Compared to using CT scans, planning, determining and practicing optimal surgical approaches with 3D printed models can enable better understanding and treatment of complex cases. “On average, 1,000 to 2,000 images are made per CT scan in vascular-related patient cases, which surgeons use to analyze and diagnose the illness. This can be ambiguous and time-consuming when the issue is complex,” said Dr. Dorweiler. “With 3D printed models, we can quickly understand the cause of the issue and determine the best type of treatment.”
Recently, a patient turned down by several hospitals because of the complexity of her illness was treated at the University Hospital Mainz. Due to an aortic malformation close to her heart, the patient was suffering from a bulging blood vessel on her neck. “Looking at the CT scans, it was impossible to clearly visualize the anatomy,” said Dr. Dorweiler. “So we 3D printed a model, and for the first time it became clear what the origin and magnitude of the problem was. Not only did we use the model to explain our findings to the patient, we took it into all three surgeries as a point of reference.”
Surgeons use a highly-accurate, transparent 3D printed model to practice the complex implant of a stent through the patient’s arteries.
Practice makes perfect.
Treating complex aortic illnesses with the endovascular method, the affected blood vessel is replaced and supported by an endovascular stent, a type of implant in the form of a small wire-mesh tube. The stent is inserted through the arteries and placed at the affected area of the aorta. This very precise and difficult procedure means the surgeon is operating using a monitor, and has no room for error. As such, the stent itself needs to be perfectly designed to fit the patient’s anatomy to mitigate risk.

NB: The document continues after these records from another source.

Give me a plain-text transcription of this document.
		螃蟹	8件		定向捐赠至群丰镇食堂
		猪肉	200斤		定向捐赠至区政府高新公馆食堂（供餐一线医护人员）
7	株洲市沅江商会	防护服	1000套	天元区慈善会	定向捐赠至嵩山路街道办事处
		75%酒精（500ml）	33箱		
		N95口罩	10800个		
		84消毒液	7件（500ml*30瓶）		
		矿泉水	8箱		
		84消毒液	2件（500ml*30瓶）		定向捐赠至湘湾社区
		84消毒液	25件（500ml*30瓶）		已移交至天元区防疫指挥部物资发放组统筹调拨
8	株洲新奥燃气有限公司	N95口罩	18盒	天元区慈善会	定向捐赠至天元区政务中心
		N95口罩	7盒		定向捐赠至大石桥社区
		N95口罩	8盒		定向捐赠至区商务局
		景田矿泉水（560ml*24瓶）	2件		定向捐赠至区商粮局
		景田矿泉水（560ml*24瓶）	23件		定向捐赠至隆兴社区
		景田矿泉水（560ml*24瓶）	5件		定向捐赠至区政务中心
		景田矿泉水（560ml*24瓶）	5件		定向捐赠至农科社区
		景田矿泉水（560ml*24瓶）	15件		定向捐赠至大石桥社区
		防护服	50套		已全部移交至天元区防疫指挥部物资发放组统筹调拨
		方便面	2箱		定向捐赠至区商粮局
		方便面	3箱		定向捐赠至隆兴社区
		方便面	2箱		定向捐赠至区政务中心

“By 3D printing a model of the patients’ blood vessel where the stent needs to be placed, we save significant time and money as we can practice surgery on the model repeatedly until we are certain everything fits together and that we have perfected the procedure,” said Dr. Dorweiler. In planning for another very complex case of aortic arch aneurysm, the team underwent a pre-operative simulation of the surgery using a stent prototype and a 3D printed aortic arch model of the patient. This helped ensure the correct design and fit of the stent, and helped the team understand exactly where it should be placed, significantly reducing operating time.

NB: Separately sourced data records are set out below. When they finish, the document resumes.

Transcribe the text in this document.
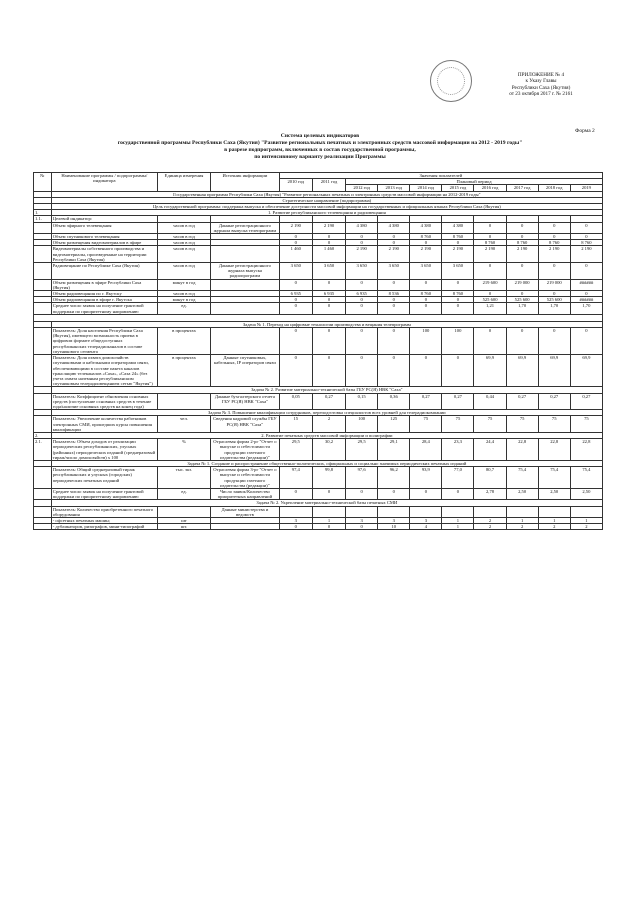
ПРИЛОЖЕНИЕ № 4
к Указу Главы
Республики Саха (Якутия)
от 23 октября 2017 г. № 2161
Форма 2
Система целевых индикаторов
государственной программы Республики Саха (Якутия) "Развитие региональных печатных и электронных средств массовой информации на 2012 - 2019 годы"
в разрезе подпрограмм, включенных в состав государственной программы,
по интенсивному варианту реализации Программы
№	Наименование программы / подпрограммы/ индикатора	Единица измерения	Источник информации	Значения показателей									
				2010 год	2011 год	Плановый период							
						2012 год	2013 год	2014 год	2015 год	2016 год	2017 год	2018 год	2019
	Государственная программа Республики Саха (Якутия) "Развитие региональных печатных и электронных средств массовой информации на 2012-2019 годы"												
	Стратегическое направление (подпрограмма)												
	Цель государственной программы: поддержка выпуска и обеспечение доступности массовой информации на государственных и официальных языках Республики Саха (Якутия)												
1.	1. Развитие республиканского телевещания и радиовещания												
1.1.	Целевой индикатор:												
	Объем эфирного телевещания	часов в год	Данные регистрационного журнала выпуска телепрограмм	2 190	2 190	4 380	4 380	4 380	4 380	0	0	0	0
	Объем спутникового телевещания	часов в год		0	0	0	0	8 760	8 760	0	0	0	0
	Объем размещения видеоматериалов в эфире	часов в год		0	0	0	0	0	0	8 760	8 760	8 760	8 760
	Видеоматериалы собственного производства и видеоматериалы, произведенные на территории Республики Саха (Якутия)	часов в год		1 460	1 460	2 190	2 190	2 190	2 190	2 190	2 190	2 190	2 190
	Радиовещание по Республике Саха (Якутия)	часов в год	Данные регистрационного журнала выпуска радиопрограмм	3 650	3 650	3 650	3 650	3 650	3 650	0	0	0	0
	Объем размещения в эфире Республики Саха (Якутия)	минут в год		0	0	0	0	0	0	219 600	219 000	219 000	######
	Объем радиовещания по г. Якутску	часов в год		6 935	6 935	6 935	8 536	8 760	8 760	0	0	0	0
	Объем радиовещания в эфире г. Якутска	минут в год		0	0	0	0	0	0	525 600	525 600	525 600	######
	Среднее число заявок на получение грантовой поддержки по приоритетному направлению	ед.		0	0	0	0	0	0	1,21	1,70	1,70	1,70

	Задача № 1. Переход на цифровые технологии производства и вещания телепрограмм												
	Показатель: Доля населения Республики Саха (Якутия), имеющего возможность приема в цифровом формате общедоступных республиканских телерадиоканалов в составе спутникового сегмента	в процентах		0	0	0	0	100	100	0	0	0	0
	Показатель: Доля охвата домохозяйств спутниковыми и кабельными операторами связи, обеспечивающими в составе пакета каналов трансляцию телеканалов «Саха», «Саха 24» (без учета охвата наземным республиканским спутниковым телерадиовещанием сетью "Якутия")	в процентах	Данные спутниковых, кабельных, IP операторов связи	0	0	0	0	0	0	69,9	69,9	69,9	69,9
	Задача № 2. Развитие материально-технической базы ГБУ РС(Я) НВК "Саха"												
	Показатель: Коэффициент обновления основных средств (поступление основных средств в течение года/наличие основных средств на конец года)		Данные бухгалтерского отчета ГБУ РС(Я) НВК "Саха"	0,05	0,27	0,15	0,36	0,27	0,27	0,44	0,27	0,27	0,27
	Задача № 3. Повышение квалификации сотрудников, переподготовка специалистов всех уровней для телерадиокомпании												
	Показатель: Увеличение количества работников электронных СМИ, прошедших курсы повышения квалификации	чел.	Сведения кадровой службы ГБУ РС(Я) НВК "Саха"	15	2	100	125	75	75	75	75	75	75
2.	2. Развитие печатных средств массовой информации и полиграфии												
2.1.	Показатель: Объем доходов от реализации периодических республиканских, улусных (районных) периодических изданий (среднеразовый тираж/число домохозяйств) х 100	%	Отраслевая форма 2-рг "Отчет о выпуске и себестоимости продукции газетного издательства (редакции)"	29,5	30,2	29,5	29,1	28,4	23,3	24,4	22,8	22,8	22,8
	Задача № 1. Создание и распространение общественно-политических, официальных и социально значимых периодических печатных изданий												
	Показатель: Общий среднеразовый тираж республиканских и улусных (городских) периодических печатных изданий	тыс. экз.	Отраслевая форма 3-рг "Отчет о выпуске и себестоимости продукции газетного издательства (редакции)"	97,4	99,8	97,6	96,2	93,9	77,0	80,7	75,4	75,4	75,4
	Среднее число заявок на получение грантовой поддержки по приоритетному направлению	ед.	Число заявок/Количество приоритетных направлений	0	0	0	0	0	0	2,78	2,50	2,50	2,50
	Задача № 2. Укрепление материально-технической базы печатных СМИ												
	Показатель: Количество приобретенного печатного оборудования		Данные министерства и ведомств										
	- офсетных печатных машин;	шт		3	1	3	3	3	1	2	1	1	1
	- дубликаторов, ризографов, мини-типографий	шт.		0	0	0	10	4	1	2	2	2	2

“Based on current studies, we are seeing savings in operating time of 5-45 minutes when using 3D printed models prior to surgery,” said Dr. Dorweiler. “Research is still ongoing, but if you take an average surgery time of two to four hours, you are looking at time savings of up to 40%. When you are dealing with complex vascular cases every day, these time-savings can be the difference between life and death.”
The University Hospital Mainz also has an extensive research and training facility where 3D printing is used to give future surgeons hands-on, realistic training. “We use the Stratasys Eden260VS 3D Printer in our BiomaTiCS research platform to produce models of aortic anatomies from real-life cases to teach future vascular surgeons how to successfully perform complex surgeries,” said Dr. Dorweiler. “With the ability to 3D print ultra-realistic aortic models, the trainees can practice endovascular procedures and learn difficult wire-skills using the accurate replicas of blood vessels. For healthcare, it is crucial that we continue to leverage the capabilities of 3D printing for medical training, education and research for future breakthrough-implementation.”